Across the NHL, the vast majority of teams do not make their starting goaltenders available to reporters in the hours before puck drop — and while there's no official league policy mandating the practice, it has become as ingrained in hockey culture as tape jobs and pre-game skates.
The reasoning, as most goalies and coaches will tell you, comes down to mental preparation and protecting a fragile headspace.
"You don't want any negativity," one NHL netminder told Global News, summing up the philosophy in a single sentence. The goaltender position is uniquely psychological — a bad quote, a tough question about a recent rough outing, or even a well-meaning but loaded inquiry can plant seeds of doubt that linger into warmups and beyond.
A position unlike any other
Goaltenders occupy a singular place in hockey. They face anywhere from 25 to 50 shots per game, and a single mistake can be the difference between a win and a loss. Unlike skaters, who share the burden of goals against, the goalie wears every goal on the scoreboard.
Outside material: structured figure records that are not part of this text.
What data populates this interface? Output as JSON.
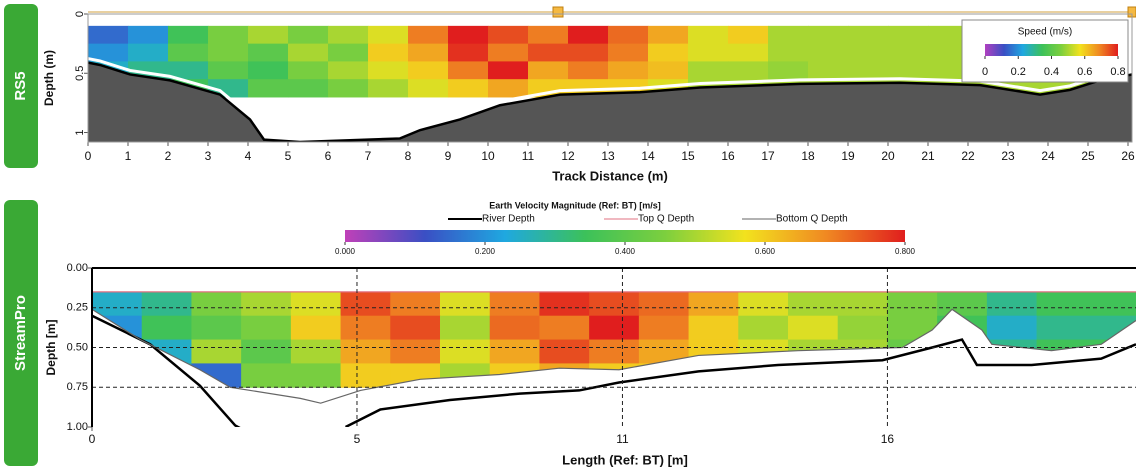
{
  "chart_data": [
    {
      "type": "heatmap",
      "label": "RS5",
      "xlabel": "Track Distance (m)",
      "ylabel": "Depth (m)",
      "xlim": [
        0,
        26.1
      ],
      "xticks": [
        0,
        1,
        2,
        3,
        4,
        5,
        6,
        7,
        8,
        9,
        10,
        11,
        12,
        13,
        14,
        15,
        16,
        17,
        18,
        19,
        20,
        21,
        22,
        23,
        24,
        25,
        26
      ],
      "ylim": [
        0,
        1.08
      ],
      "yticks": [
        0,
        0.5,
        1
      ],
      "x_edges": [
        0,
        1,
        2,
        3,
        4,
        5,
        6,
        7,
        8,
        9,
        10,
        11,
        12,
        13,
        14,
        15,
        16,
        17,
        18,
        19,
        20,
        21,
        22,
        23,
        24,
        25,
        26
      ],
      "depth_edges": [
        0.1,
        0.25,
        0.4,
        0.55,
        0.7
      ],
      "values": [
        [
          0.15,
          0.2,
          0.35,
          0.45,
          0.5,
          0.45,
          0.5,
          0.55,
          0.7,
          0.8,
          0.75,
          0.7,
          0.8,
          0.72,
          0.65,
          0.55,
          0.6,
          0.5,
          0.5,
          0.5,
          0.5,
          0.5,
          0.5,
          0.5,
          0.5,
          0.5
        ],
        [
          0.2,
          0.25,
          0.4,
          0.45,
          0.4,
          0.5,
          0.45,
          0.6,
          0.65,
          0.78,
          0.7,
          0.75,
          0.75,
          0.7,
          0.6,
          0.55,
          0.55,
          0.5,
          0.5,
          0.5,
          0.5,
          0.5,
          0.5,
          0.5,
          0.5,
          0.5
        ],
        [
          0.25,
          0.3,
          0.3,
          0.4,
          0.35,
          0.45,
          0.5,
          0.55,
          0.6,
          0.7,
          0.8,
          0.65,
          0.7,
          0.65,
          0.62,
          0.5,
          0.5,
          0.48,
          0.5,
          0.5,
          0.5,
          0.5,
          0.5,
          0.5,
          0.5,
          0.5
        ],
        [
          0.3,
          0.3,
          0.35,
          0.3,
          0.4,
          0.4,
          0.45,
          0.5,
          0.55,
          0.6,
          0.65,
          0.6,
          0.6,
          0.6,
          0.55,
          0.5,
          0.5,
          0.5,
          0.5,
          0.5,
          0.5,
          0.5,
          0.5,
          0.5,
          0.5,
          0.5
        ]
      ],
      "clim": [
        0,
        0.8
      ],
      "colorbar_title": "Speed (m/s)",
      "colorbar_ticks": [
        0,
        0.2,
        0.4,
        0.6,
        0.8
      ],
      "colorscale": [
        "#b040c0",
        "#3a4fc4",
        "#1fa8e0",
        "#3cc15a",
        "#7ccf3e",
        "#f2e21e",
        "#f08a22",
        "#e01e1e"
      ],
      "river_depth": {
        "color": "#000000",
        "fill": "#555555",
        "x": [
          0,
          0.3,
          1.05,
          2.05,
          3.3,
          4.05,
          4.4,
          5.3,
          7.8,
          8.3,
          9.3,
          10.3,
          11.8,
          13.8,
          15.3,
          17.8,
          20.3,
          22.3,
          23.8,
          24.55,
          25.3,
          26.1
        ],
        "values": [
          0.41,
          0.43,
          0.51,
          0.56,
          0.68,
          0.89,
          1.06,
          1.08,
          1.05,
          0.98,
          0.89,
          0.77,
          0.68,
          0.66,
          0.62,
          0.59,
          0.58,
          0.6,
          0.68,
          0.64,
          0.56,
          0.51
        ]
      }
    },
    {
      "type": "heatmap",
      "label": "StreamPro",
      "title": "Earth Velocity Magnitude (Ref: BT) [m/s]",
      "xlabel": "Length (Ref: BT) [m]",
      "ylabel": "Depth [m]",
      "xlim": [
        0,
        21
      ],
      "xticks": [
        0,
        {
          "value": 5.33,
          "label": "5"
        },
        {
          "value": 10.67,
          "label": "11"
        },
        16
      ],
      "ylim": [
        0,
        1
      ],
      "yticks": [
        {
          "value": 0,
          "label": "0.00"
        },
        {
          "value": 0.25,
          "label": "0.25"
        },
        {
          "value": 0.5,
          "label": "0.50"
        },
        {
          "value": 0.75,
          "label": "0.75"
        },
        {
          "value": 1,
          "label": "1.00"
        }
      ],
      "x_edges": [
        0,
        1,
        2,
        3,
        4,
        5,
        6,
        7,
        8,
        9,
        10,
        11,
        12,
        13,
        14,
        15,
        16,
        17,
        18,
        19,
        21
      ],
      "depth_edges": [
        0.15,
        0.3,
        0.45,
        0.6,
        0.75
      ],
      "values": [
        [
          0.25,
          0.3,
          0.45,
          0.5,
          0.55,
          0.75,
          0.7,
          0.55,
          0.7,
          0.78,
          0.75,
          0.72,
          0.65,
          0.55,
          0.5,
          0.5,
          0.45,
          0.4,
          0.3,
          0.35
        ],
        [
          0.2,
          0.35,
          0.4,
          0.45,
          0.6,
          0.7,
          0.75,
          0.5,
          0.72,
          0.7,
          0.8,
          0.7,
          0.6,
          0.5,
          0.55,
          0.48,
          0.45,
          0.35,
          0.25,
          0.3
        ],
        [
          0.3,
          0.25,
          0.5,
          0.4,
          0.5,
          0.65,
          0.7,
          0.55,
          0.65,
          0.75,
          0.7,
          0.65,
          0.6,
          0.55,
          0.5,
          0.5,
          0.42,
          0.4,
          0.3,
          0.35
        ],
        [
          0.35,
          0.3,
          0.15,
          0.45,
          0.45,
          0.6,
          0.6,
          0.5,
          0.6,
          0.65,
          0.6,
          0.6,
          0.55,
          0.5,
          0.5,
          0.45,
          0.4,
          0.4,
          0.35,
          0.4
        ]
      ],
      "clim": [
        0,
        0.8
      ],
      "colorbar_ticks": [
        {
          "value": 0,
          "label": "0.000"
        },
        {
          "value": 0.2,
          "label": "0.200"
        },
        {
          "value": 0.4,
          "label": "0.400"
        },
        {
          "value": 0.6,
          "label": "0.600"
        },
        {
          "value": 0.8,
          "label": "0.800"
        }
      ],
      "colorscale": [
        "#c040b8",
        "#3a4fc4",
        "#1fa8e0",
        "#3cc15a",
        "#7ccf3e",
        "#f2e21e",
        "#f08a22",
        "#e01e1e"
      ],
      "series": [
        {
          "name": "River Depth",
          "color": "#000000",
          "x": [
            0,
            1.17,
            2.17,
            2.88,
            3.4,
            4.2,
            5.1,
            5.8,
            7.2,
            8.6,
            9.8,
            10.6,
            12.2,
            13.8,
            15.9,
            16.9,
            17.5,
            17.8,
            18.9,
            20.3,
            21
          ],
          "values": [
            0.3,
            0.48,
            0.74,
            0.99,
            1.08,
            null,
            1.0,
            0.89,
            0.83,
            0.79,
            0.77,
            0.72,
            0.65,
            0.61,
            0.58,
            0.5,
            0.45,
            0.61,
            0.61,
            0.57,
            0.48
          ]
        },
        {
          "name": "Top Q Depth",
          "color": "#e07080",
          "x": [
            0,
            21
          ],
          "values": [
            0.15,
            0.15
          ]
        },
        {
          "name": "Bottom Q Depth",
          "color": "#666666",
          "x": [
            0,
            0.97,
            2.17,
            2.78,
            4.19,
            4.6,
            5.4,
            6.6,
            8.2,
            9.4,
            10.6,
            12.2,
            14.2,
            16.3,
            16.9,
            17.3,
            17.9,
            18.1,
            19.3,
            20.3,
            21
          ],
          "values": [
            0.26,
            0.45,
            0.64,
            0.75,
            0.82,
            0.85,
            0.77,
            0.7,
            0.67,
            0.63,
            0.64,
            0.55,
            0.52,
            0.5,
            0.39,
            0.26,
            0.39,
            0.48,
            0.52,
            0.48,
            0.33
          ]
        }
      ]
    }
  ]
}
That psychological weight has given rise to a culture of careful mental management. Many goalies follow strict personal rituals — the same warm-up sequence, the same playlist, the same pre-game meal — and speaking with reporters before a game is widely seen as a disruption to the process.
Coaches and communications staff across the league have come to respect and reinforce this norm. The result is that on game days, journalists covering NHL teams typically interview defencemen, forwards, and coaches — but the starter between the pipes is almost always unavailable until after the final buzzer.
Not a rule, but a religion
What makes this tradition interesting is that it isn't codified anywhere in the NHL's collective bargaining agreement or media policies. It's a cultural convention that has spread organically and persisted across generations of players and coaching staffs.
Some goalies are more flexible than others — younger netminders breaking into the league occasionally speak on game days — but the expectation of silence has become the default, and deviation from it is the exception.
For Ottawa Senators fans, this means post-game scrums are often the only window into how the team's goaltender processed the night. Those conversations can be remarkably candid — goalies tend to open up after games in ways they simply won't before them.
The mental side of hockey
The game-day silence also reflects a broader evolution in how professional sports teams think about mental performance. Across hockey, basketball, and soccer, there's growing acknowledgment that psychological preparation is as important as physical conditioning.
For NHL goalies, protecting the pre-game mental state isn't superstition — it's strategy.